Disana kami hanya berpelukan dala tangis. Bahagiaku tidak bisa kuutarakan.
Biarpun setelah itu kami hanya berfoto-foto ria di bawah pohon tanpa ke studio
seperti yang lain, aku bahagia sekali. Semua terasa lengkap dengan kehadiran
ummi dan abu, biarpun Sulaiha adikku dan Abangku Safrizal tidak bisa datang
karena harus jaga rumah sekolah di Sigli. Ya, biarpun kami hanya makan-makan di rumah
kak Meza dan setelah dhuhur Ummi dan Abu plus adik kecilku Jamara harus pulang
kembali ke Sigli.
Setelah
wisuda, kegiatanku bukan semakin berkurang. Malah semakin bertambah. Mengajar
di beberapa tempat, posisi sebagai sekretaris FLP Wilayah Aceh membuatku
belajar banyak hal. Ditambah lagi, aku menyempatkan diri untuk bersahabat
dengan salah seorang kawan di luar negeri via skype dan semakin tahu bagaimana
kehidupan orang-orang di luar negeriku. Aku harus banyak bersabar di lingkungan
baru, dimana tidak semua orang bisa memahamiku seperti keluargaku memahamiku. Aku
juga harus belajar kebijaksanaan dari orang-orang yang selalu menginspirasiku.
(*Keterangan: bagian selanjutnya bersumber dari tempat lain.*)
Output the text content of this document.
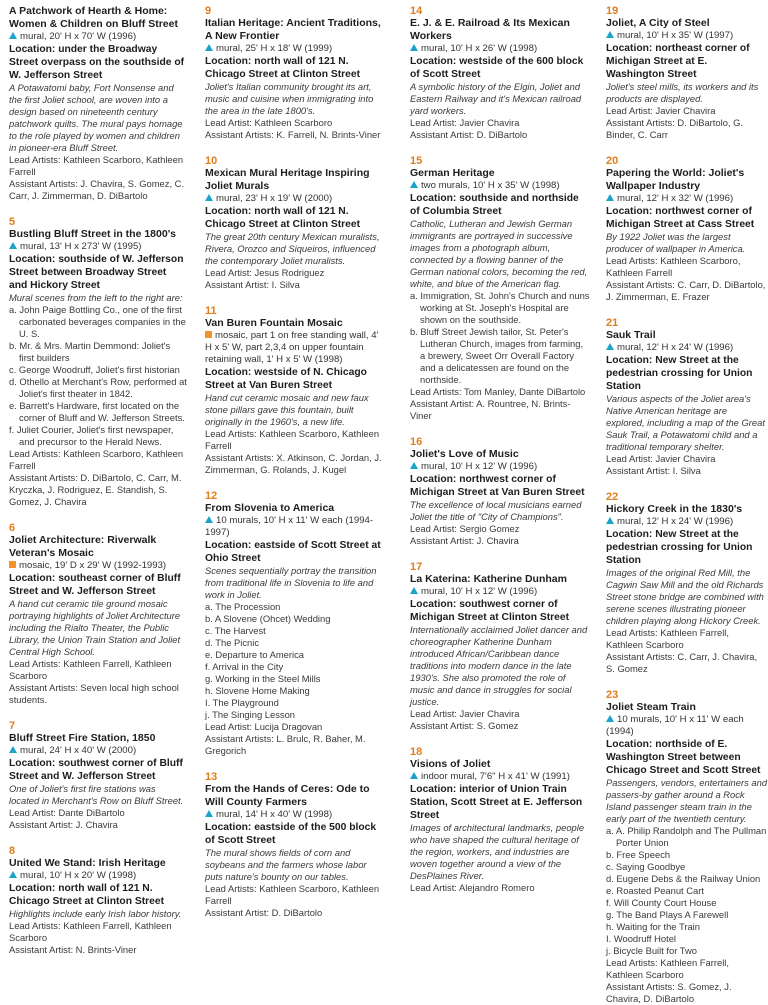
A Patchwork of Hearth & Home: Women & Children on Bluff Street
mural, 20' H x 70' W (1996)
Location: under the Broadway Street overpass on the southside of W. Jefferson Street
A Potawatomi baby, Fort Nonsense and the first Joliet school, are woven into a design based on nineteenth century patchwork quilts. The mural pays homage to the role played by women and children in pioneer-era Bluff Street.
Lead Artists: Kathleen Scarboro, Kathleen Farrell
Assistant Artists: J. Chavira, S. Gomez, C. Carr, J. Zimmerman, D. DiBartolo
5
Bustling Bluff Street in the 1800's
mural, 13' H x 273' W (1995)
Location: southside of W. Jefferson Street between Broadway Street and Hickory Street
Mural scenes from the left to the right are:
a. John Paige Bottling Co., one of the first carbonated beverages companies in the U. S.
b. Mr. & Mrs. Martin Demmond: Joliet's first builders
c. George Woodruff, Joliet's first historian
d. Othello at Merchant's Row, performed at Joliet's first theater in 1842.
e. Barrett's Hardware, first located on the corner of Bluff and W. Jefferson Streets.
f. Juliet Courier, Joliet's first newspaper, and precursor to the Herald News.
Lead Artists: Kathleen Scarboro, Kathleen Farrell
Assistant Artists: D. DiBartolo, C. Carr, M. Kryczka, J. Rodriguez, E. Standish, S. Gomez, J. Chavira
6
Joliet Architecture: Riverwalk Veteran's Mosaic
mosaic, 19' D x 29' W (1992-1993)
Location: southeast corner of Bluff Street and W. Jefferson Street
A hand cut ceramic tile ground mosaic portraying highlights of Joliet Architecture including the Rialto Theater, the Public Library, the Union Train Station and Joliet Central High School.
Lead Artists: Kathleen Farrell, Kathleen Scarboro
Assistant Artists: Seven local high school students.
7
Bluff Street Fire Station, 1850
mural, 24' H x 40' W (2000)
Location: southwest corner of Bluff Street and W. Jefferson Street
One of Joliet's first fire stations was located in Merchant's Row on Bluff Street.
Lead Artist: Dante DiBartolo
Assistant Artist: J. Chavira
8
United We Stand: Irish Heritage
mural, 10' H x 20' W (1998)
Location: north wall of 121 N. Chicago Street at Clinton Street
Highlights include early Irish labor history.
Lead Artists: Kathleen Farrell, Kathleen Scarboro
Assistant Artist: N. Brints-Viner
9
Italian Heritage: Ancient Traditions, A New Frontier
mural, 25' H x 18' W (1999)
Location: north wall of 121 N. Chicago Street at Clinton Street
Joliet's Italian community brought its art, music and cuisine when immigrating into the area in the late 1800's.
Lead Artist: Kathleen Scarboro
Assistant Artists: K. Farrell, N. Brints-Viner
10
Mexican Mural Heritage Inspiring Joliet Murals
mural, 23' H x 19' W (2000)
Location: north wall of 121 N. Chicago Street at Clinton Street
The great 20th century Mexican muralists, Rivera, Orozco and Siqueiros, influenced the contemporary Joliet muralists.
Lead Artist: Jesus Rodriguez
Assistant Artist: I. Silva
11
Van Buren Fountain Mosaic
mosaic, part 1 on free standing wall, 4' H x 5' W, part 2,3,4 on upper fountain retaining wall, 1' H x 5' W (1998)
Location: westside of N. Chicago Street at Van Buren Street
Hand cut ceramic mosaic and new faux stone pillars gave this fountain, built originally in the 1960's, a new life.
Lead Artists: Kathleen Scarboro, Kathleen Farrell
Assistant Artists: X. Atkinson, C. Jordan, J. Zimmerman, G. Rolands, J. Kugel
12
From Slovenia to America
10 murals, 10' H x 11' W each (1994-1997)
Location: eastside of Scott Street at Ohio Street
Scenes sequentially portray the transition from traditional life in Slovenia to life and work in Joliet.
a. The Procession
b. A Slovene (Ohcet) Wedding
c. The Harvest
d. The Picnic
e. Departure to America
f. Arrival in the City
g. Working in the Steel Mills
h. Slovene Home Making
I. The Playground
j. The Singing Lesson
Lead Artist: Lucija Dragovan
Assistant Artists: L. Brulc, R. Baher, M. Gregorich
13
From the Hands of Ceres: Ode to Will County Farmers
mural, 14' H x 40' W (1998)
Location: eastside of the 500 block of Scott Street
The mural shows fields of corn and soybeans and the farmers whose labor puts nature's bounty on our tables.
Lead Artists: Kathleen Scarboro, Kathleen Farrell
Assistant Artist: D. DiBartolo
14
E. J. & E. Railroad & Its Mexican Workers
mural, 10' H x 26' W (1998)
Location: westside of the 600 block of Scott Street
A symbolic history of the Elgin, Joliet and Eastern Railway and it's Mexican railroad yard workers.
Lead Artist: Javier Chavira
Assistant Artist: D. DiBartolo
15
German Heritage
two murals, 10' H x 35' W (1998)
Location: southside and northside of Columbia Street
Catholic, Lutheran and Jewish German immigrants are portrayed in successive images from a photograph album, connected by a flowing banner of the German national colors, becoming the red, white, and blue of the American flag.
a. Immigration, St. John's Church and nuns working at St. Joseph's Hospital are shown on the southside.
b. Bluff Street Jewish tailor, St. Peter's Lutheran Church, images from farming, a brewery, Sweet Orr Overall Factory and a delicatessen are found on the northside.
Lead Artists: Tom Manley, Dante DiBartolo
Assistant Artist: A. Rountree, N. Brints-Viner
16
Joliet's Love of Music
mural, 10' H x 12' W (1996)
Location: northwest corner of Michigan Street at Van Buren Street
The excellence of local musicians earned Joliet the title of "City of Champions".
Lead Artist: Sergio Gomez
Assistant Artist: J. Chavira
17
La Katerina: Katherine Dunham
mural, 10' H x 12' W (1996)
Location: southwest corner of Michigan Street at Clinton Street
Internationally acclaimed Joliet dancer and choreographer Katherine Dunham introduced African/Caribbean dance traditions into modern dance in the late 1930's. She also promoted the role of music and dance in struggles for social justice.
Lead Artist: Javier Chavira
Assistant Artist: S. Gomez
18
Visions of Joliet
indoor mural, 7'6" H x 41' W (1991)
Location: interior of Union Train Station, Scott Street at E. Jefferson Street
Images of architectural landmarks, people who have shaped the cultural heritage of the region, workers, and industries are woven together around a view of the DesPlaines River.
Lead Artist: Alejandro Romero
19
Joliet, A City of Steel
mural, 10' H x 35' W (1997)
Location: northeast corner of Michigan Street at E. Washington Street
Joliet's steel mills, its workers and its products are displayed.
Lead Artist: Javier Chavira
Assistant Artists: D. DiBartolo, G. Binder, C. Carr
20
Papering the World: Joliet's Wallpaper Industry
mural, 12' H x 32' W (1996)
Location: northwest corner of Michigan Street at Cass Street
By 1922 Joliet was the largest producer of wallpaper in America.
Lead Artists: Kathleen Scarboro, Kathleen Farrell
Assistant Artists: C. Carr, D. DiBartolo, J. Zimmerman, E. Frazer
21
Sauk Trail
mural, 12' H x 24' W (1996)
Location: New Street at the pedestrian crossing for Union Station
Various aspects of the Joliet area's Native American heritage are explored, including a map of the Great Sauk Trail, a Potawatomi child and a traditional temporary shelter.
Lead Artist: Javier Chavira
Assistant Artist: I. Silva
22
Hickory Creek in the 1830's
mural, 12' H x 24' W (1996)
Location: New Street at the pedestrian crossing for Union Station
Images of the original Red Mill, the Cagwin Saw Mill and the old Richards Street stone bridge are combined with serene scenes illustrating pioneer children playing along Hickory Creek.
Lead Artists: Kathleen Farrell, Kathleen Scarboro
Assistant Artists: C. Carr, J. Chavira, S. Gomez
23
Joliet Steam Train
10 murals, 10' H x 11' W each (1994)
Location: northside of E. Washington Street between Chicago Street and Scott Street
Passengers, vendors, entertainers and passers-by gather around a Rock Island passenger steam train in the early part of the twentieth century.
a. A. Philip Randolph and The Pullman Porter Union
b. Free Speech
c. Saying Goodbye
d. Eugene Debs & the Railway Union
e. Roasted Peanut Cart
f. Will County Court House
g. The Band Plays A Farewell
h. Waiting for the Train
I. Woodruff Hotel
j. Bicycle Built for Two
Lead Artists: Kathleen Farrell, Kathleen Scarboro
Assistant Artists: S. Gomez, J. Chavira, D. DiBartolo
Aku tidak selamanya benar dan kuat. Tidak. Aku pernah terbawa emosi sampai
salah bicara dan menyakiti banyak orang. Aku juga sering terjatuh dan berusaha
unutk bangkit berkali-kali. Yah, ini namanya hidup kan? Tugasku, adalah memperbaiki diri.
Mengenai
target, terlalu banyak yang baik yang
ingin kulakukan ke depan. Sebuah cita-cita besar untuk membahagiakan orang
tua dan keluargaku, sebuah doa yang tidak putus untuk kesembuhan ummiku, serta ratusan
target harian yang ingin kulakukan dengan baik. Aku ingin membenahi diri
menjadi jiwa yang lebih baik. Mudah-mudahan. Amin.
Bertambah usia,
berarti berkurang sisa umur dan berkurang kesempatan. Namun, bukan berarti aku
harus menyerah bukan? Ada begitu banyak cinta di sekitarku yang ingin kugapai. Ada
begitu banyak pula cinta yang masih ingin kutaburkan. Terimakasih untuk ummi
dan abu, keluarga, sahabat, dan kawan-kawan semuanya untuk cinta dan doa kalian
selama ini. Always love me as I wanna love you forever… :)
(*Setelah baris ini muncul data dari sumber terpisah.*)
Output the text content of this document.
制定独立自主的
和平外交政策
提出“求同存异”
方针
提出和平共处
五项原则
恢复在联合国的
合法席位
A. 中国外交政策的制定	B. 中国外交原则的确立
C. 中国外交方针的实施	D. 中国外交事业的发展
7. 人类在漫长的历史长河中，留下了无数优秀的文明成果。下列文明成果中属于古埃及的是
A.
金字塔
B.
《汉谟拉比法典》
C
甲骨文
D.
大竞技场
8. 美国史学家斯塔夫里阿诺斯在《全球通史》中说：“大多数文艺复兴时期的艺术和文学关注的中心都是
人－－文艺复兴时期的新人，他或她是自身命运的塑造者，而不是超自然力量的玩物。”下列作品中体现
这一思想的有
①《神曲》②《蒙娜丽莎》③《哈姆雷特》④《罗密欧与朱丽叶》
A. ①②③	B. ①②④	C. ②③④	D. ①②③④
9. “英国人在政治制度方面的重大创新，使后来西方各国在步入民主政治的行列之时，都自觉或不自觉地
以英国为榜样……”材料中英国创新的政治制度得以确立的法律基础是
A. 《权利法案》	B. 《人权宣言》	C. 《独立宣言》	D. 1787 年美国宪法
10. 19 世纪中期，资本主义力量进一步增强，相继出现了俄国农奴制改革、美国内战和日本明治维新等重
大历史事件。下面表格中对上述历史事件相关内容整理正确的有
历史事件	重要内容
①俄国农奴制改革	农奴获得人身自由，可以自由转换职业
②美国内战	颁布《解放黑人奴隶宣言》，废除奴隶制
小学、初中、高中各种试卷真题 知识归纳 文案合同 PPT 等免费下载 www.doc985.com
Kita tidak perlu kue tar atau pun lilin itu, sayang...
Kita hanya perlu segenggam semangat yang tidak pernah redup.
Bukan nyanyian ultah itu yang kita lantunkan,
namun, lantunan doa agar kita tetap berada dalam ridha dan lindunganNya...
Agar tangan kita tetap berangkulan, dan saling mengusap air mata saat kita tertatih...
Hanya itu saja.
*special thanks
untuk isni wardaton atas catatan
cintanya untukku pagi ini.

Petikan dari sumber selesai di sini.